Really18 · 01/03/2022 20:21

I used to live for half term. My life was a constant countdown. I also hated my job. I would dream about it. I would work late. I would be checking my emails in the night. I hated the school politics. The environment just sucked the life out of me. I was always doing extra. I worked in the same school for 10 years. I will never work on a school again.

Everydaydayisaschoolday · 01/03/2022 20:23

I was annoyed whenI read your update saying you would stay because you are a people pleaser. Why bother posting when you know you are a pushover. Then I read your comment about your son copying what you said. It's outrageous and irresponsible to put people pleasing/taking the path of least resistance ahead of your family's needs.

Are you really going to set a terrible example for your son because you are a people pleaser? Are you really going to risk mental ill health that, could isolate you from your family to placate a head teacher who will have forgotten your name in 10 years time?

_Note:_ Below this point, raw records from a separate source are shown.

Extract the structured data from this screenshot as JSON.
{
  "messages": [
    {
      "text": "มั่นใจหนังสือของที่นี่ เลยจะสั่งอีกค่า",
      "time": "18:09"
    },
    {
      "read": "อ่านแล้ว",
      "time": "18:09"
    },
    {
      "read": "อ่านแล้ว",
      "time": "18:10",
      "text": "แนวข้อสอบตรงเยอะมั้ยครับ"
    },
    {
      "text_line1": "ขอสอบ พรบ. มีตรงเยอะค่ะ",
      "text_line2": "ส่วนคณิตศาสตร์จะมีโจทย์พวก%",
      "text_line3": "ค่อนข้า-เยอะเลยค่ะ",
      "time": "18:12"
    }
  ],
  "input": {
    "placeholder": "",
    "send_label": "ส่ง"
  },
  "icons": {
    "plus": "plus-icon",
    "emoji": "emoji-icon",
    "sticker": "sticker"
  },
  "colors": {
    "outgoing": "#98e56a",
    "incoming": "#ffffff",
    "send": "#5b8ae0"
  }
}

If ever there was a time to pull up your big girl pants and stick to your guns now is that time. Send an email straightaway saying you have given it due consideration and will be leaving at Easter as planned. Say your mind is made up and you do not wish to discuss the matter again. And stick to it. In six weeks time you will be free. That's got to be worth it.

FarFarFarAndAway · 01/03/2022 20:24

If you are on the verge of a nervous breakdown, definitely don't stay! You are far more important. You must put yourself first on this occasion.

They will cope. You may not cope. Put you first this time, you know you need to which is why you posted.